DEAR PROFESSOR: My cousin's husband told me that a friend of his was at a wedding once and saw this happen: The bride and groom took turns cutting the cake, and as playful newlyweds often do, the groom started to mash the cake into his bride's face instead of just gently feeding it to her.

As a reflex, the bride raised her hands to her face, and when she pulled them away they were covered with blood! The groom had pushed the cake so hard that he broke her nose.

I don't know whether or not it really happened at all. Have you heard it before? - C.K., CRANSTON, R.I.

DEAR C.K.: I've heard a similar story about a man brought into an emergency room with both hands cupped over his face. He refused to remove them until the doctor promised not to laugh at him.

When he took one hand away, they saw that he had a finger of his other hand stuck inside his nose. He was picking his nose while waiting at a red light, and somebody had hit his car from behind.

Like you, I thought that was true when I first heard it, but now I wonder. "Inner Golf"

DEAR PROFESSOR: As part of a pep talk for teachers that I attended, a woman promoting the values of positive visualization told this story, which sounds like a legend to me:

"An American serviceman, an avid golfer, was taken prisoner during the Vietnam War and subjected to ghastly, inhumane conditions. While many of his fellow prisoners suffered grave emotional disorders and mental breakdowns, he was able to cope with the misery of his existence by visualizing 18 holes of golf every day.

"He visualized all the drives, the putts, the fairways and the greens. As he imagined himself playing each round, he kept refining his game.
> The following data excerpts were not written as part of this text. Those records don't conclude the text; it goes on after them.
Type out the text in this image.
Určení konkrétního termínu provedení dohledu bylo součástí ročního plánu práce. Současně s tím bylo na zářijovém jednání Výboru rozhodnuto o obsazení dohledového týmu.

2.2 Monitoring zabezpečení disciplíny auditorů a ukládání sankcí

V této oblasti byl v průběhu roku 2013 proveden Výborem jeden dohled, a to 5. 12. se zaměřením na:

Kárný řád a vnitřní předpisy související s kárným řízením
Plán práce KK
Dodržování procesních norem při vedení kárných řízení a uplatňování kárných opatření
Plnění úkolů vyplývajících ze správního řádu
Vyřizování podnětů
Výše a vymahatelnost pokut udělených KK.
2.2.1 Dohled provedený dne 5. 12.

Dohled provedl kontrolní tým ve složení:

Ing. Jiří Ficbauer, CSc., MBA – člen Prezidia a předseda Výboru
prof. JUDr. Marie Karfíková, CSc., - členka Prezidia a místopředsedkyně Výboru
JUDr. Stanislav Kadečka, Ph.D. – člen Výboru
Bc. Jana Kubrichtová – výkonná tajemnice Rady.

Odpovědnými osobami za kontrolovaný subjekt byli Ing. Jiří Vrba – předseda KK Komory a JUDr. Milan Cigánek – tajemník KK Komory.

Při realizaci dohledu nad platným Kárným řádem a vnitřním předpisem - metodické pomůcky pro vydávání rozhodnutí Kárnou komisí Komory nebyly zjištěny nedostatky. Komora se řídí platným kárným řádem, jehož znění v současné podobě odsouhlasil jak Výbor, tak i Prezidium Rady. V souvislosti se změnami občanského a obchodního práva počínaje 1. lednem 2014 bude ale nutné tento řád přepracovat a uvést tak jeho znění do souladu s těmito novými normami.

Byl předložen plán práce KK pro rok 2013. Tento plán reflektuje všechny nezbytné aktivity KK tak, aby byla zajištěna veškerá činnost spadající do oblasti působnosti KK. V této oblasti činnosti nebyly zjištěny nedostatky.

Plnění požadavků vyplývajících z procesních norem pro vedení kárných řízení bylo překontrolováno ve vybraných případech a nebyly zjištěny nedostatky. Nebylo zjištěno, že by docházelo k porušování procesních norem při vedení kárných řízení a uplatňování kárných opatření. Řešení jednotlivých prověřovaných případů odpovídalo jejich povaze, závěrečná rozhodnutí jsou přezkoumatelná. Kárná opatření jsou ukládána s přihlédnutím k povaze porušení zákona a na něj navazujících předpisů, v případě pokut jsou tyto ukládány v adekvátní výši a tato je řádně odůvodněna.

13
"When the POW was eventually released, one of the first things he did when he got back home was grab his golf clubs and head for the course.

"He played the best round of his life!"

Has this story surfaced in other parts of the country? - J.J., LA JOLLA, CALIF.

DEAR J.J.: You win, because I'm stumped by that question. I've never heard that story before, although recently I did hear that the governor of my state spent some of his own money for golf balls and clubs (presumably sand wedges) to send to Utah troops in the Persian Gulf.

I guess the Guv is not a believer in mere inner golf to sustain the troops' morale.